Mitigation strategy management components: Steps must be taken to ensure the proper implementation of each mitigation strategy. In each of these areas of food defense, the facilities are given more flexibility in the final rule to establish the actions most appropriate to their operation and product.

  • Monitoring: Establishing and implementing procedures, including the frequency with which they are to be performed, for monitoring the mitigation strategies.
  • Corrective actions: The response if mitigation strategies are not properly implemented.
  • Verification: Verification activities would ensure that monitoring is being conducted and appropriate decisions about corrective actions are being made.

Training and recordkeeping: Facilities must ensure that personnel assigned to the vulnerable areas receive appropriate training; facilities must maintain records for food defense monitoring, corrective actions, and verification activities.

Compliance Dates

This rule is a first of its kind, so education and outreach is critical. Additionally, FDA recognizes that many of the food facilities covered by this rule will also be meeting the requirements of other FSMA rules. Therefore, FDA is providing a longer timeline in the final rule for facilities to comply with the intentional adulteration rule.

  • Very Small Businesses—a business (including any subsidiaries and affiliates) averaging less than $10,000,000, adjusted for inflation, per year, during the three-year period preceding the applicable calendar year in sales of human food plus the market value of human food manufactured, processed, packed, or held without sale (e.g., held for a fee).

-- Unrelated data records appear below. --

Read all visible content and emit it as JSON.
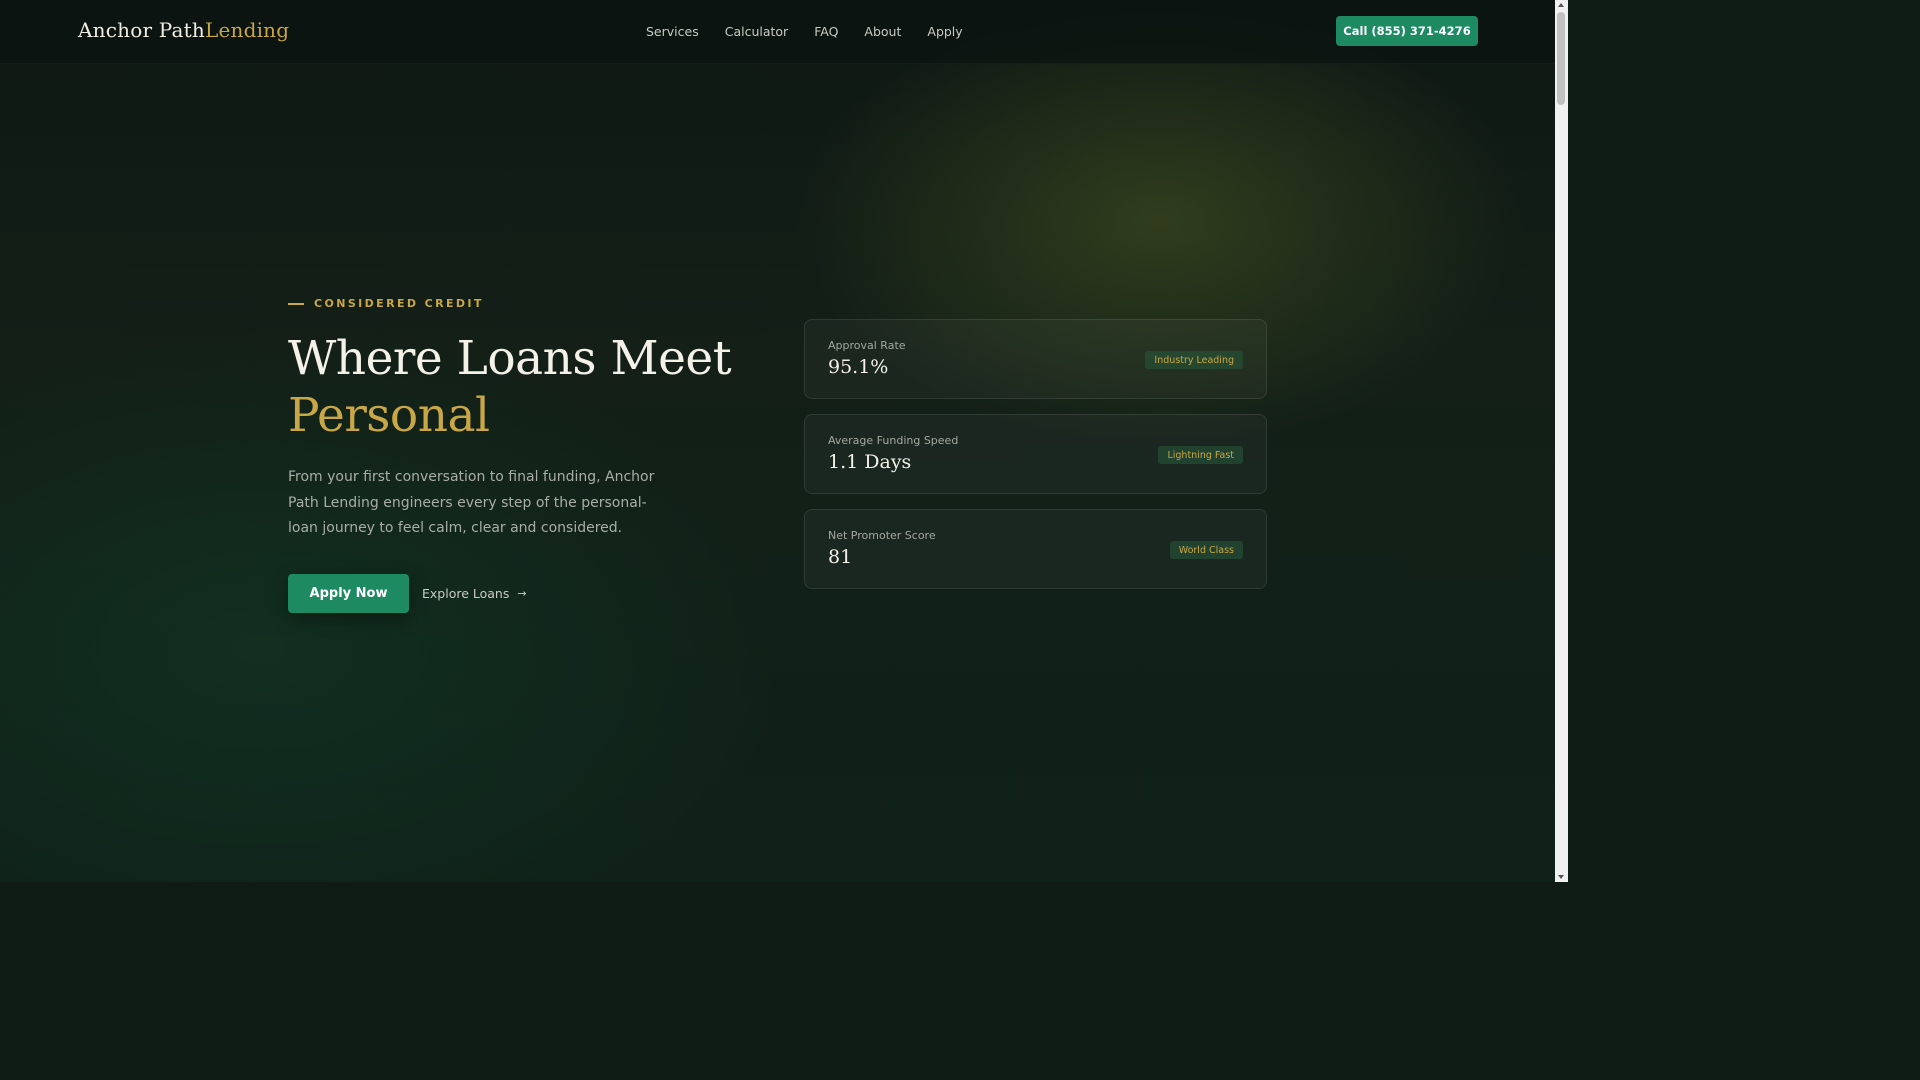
{
  "header": {
    "logo_part1": "Anchor Path",
    "logo_part2": "Lending",
    "nav": [
      "Services",
      "Calculator",
      "FAQ",
      "About",
      "Apply"
    ],
    "call_label": "Call (855) 371-4276"
  },
  "hero": {
    "eyebrow": "CONSIDERED CREDIT",
    "title_line1": "Where Loans Meet",
    "title_line2": "Personal",
    "description": "From your first conversation to final funding, Anchor Path Lending engineers every step of the personal-loan journey to feel calm, clear and considered.",
    "primary_cta": "Apply Now",
    "secondary_cta": "Explore Loans",
    "secondary_arrow": "→"
  },
  "stats": [
    {
      "label": "Approval Rate",
      "value": "95.1%",
      "badge": "Industry Leading"
    },
    {
      "label": "Average Funding Speed",
      "value": "1.1 Days",
      "badge": "Lightning Fast"
    },
    {
      "label": "Net Promoter Score",
      "value": "81",
      "badge": "World Class"
    }
  ],
  "colors": {
    "accent_gold": "#c9a646",
    "accent_green": "#1d8a62",
    "background": "#0f1c16"
  },
  "scrollbar": {
    "position_fraction": 0
  }
}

These businesses would have to comply with modified requirements within five years after the publication of the final rule.
  • Small Businesses—a business employing fewer than 500 persons would have to comply four years after the publication of the final rule.
  • Other Businesses—a business that is not small or very small and does not qualify for exemptions would have to comply three years after the publication of the final rule.

Exemptions

  • A very small business. While exempt, the business would be required to provide to FDA, upon request, documentation to demonstrate that the business is very small.
  • The holding of food, except the holding of food in liquid storage tanks
  • The packing, re-packing, labeling or re-labeling of food where the container that directly contacts the food remains intact
  • Activities that fall within the definition of “farm”
  • Manufacturing, processing, packing, or holding of food for animals
  • Alcoholic beverages under certain conditions
  • On-farm manufacturing, processing, packing, or holding by a small or very small business of certain foods identified as having low-risk production practices. The exemption applies if such activities are the only activities conducted by the business subject to the rule. These foods include certain types of eggs, and certain types of game meats.

Assistance to Industry

  • FDA has established an Intentional Adulteration Subcommittee with the Food Safety Preventive Controls Alliance to develop food defense training resources for industry and regulators alike.
  • The agency intends to publish guidance documents to provide information relevant to the provisions of the final rule, such as conducting a vulnerability assessment, identifying and implementing mitigation strategies, and writing procedures for food defense monitoring, corrective actions and verification.
  • In addition, FDA has a number of tools and resources currently available on our website (www.fda.gov/fooddefense) that were developed for our voluntary food defense program.
  • The Mitigation Strategies Database is an online, searchable listing of mitigation strategies that can be applied to different steps in a food operation to reduce the risk of intentional adulteration.
  • The FDA FSMA Food Safety Technical Assistance Network is already operational and provides a central source of information to support industry understanding and implementation of FSMA. Questions submitted online or by mail will be answered by information specialists or subject matter experts.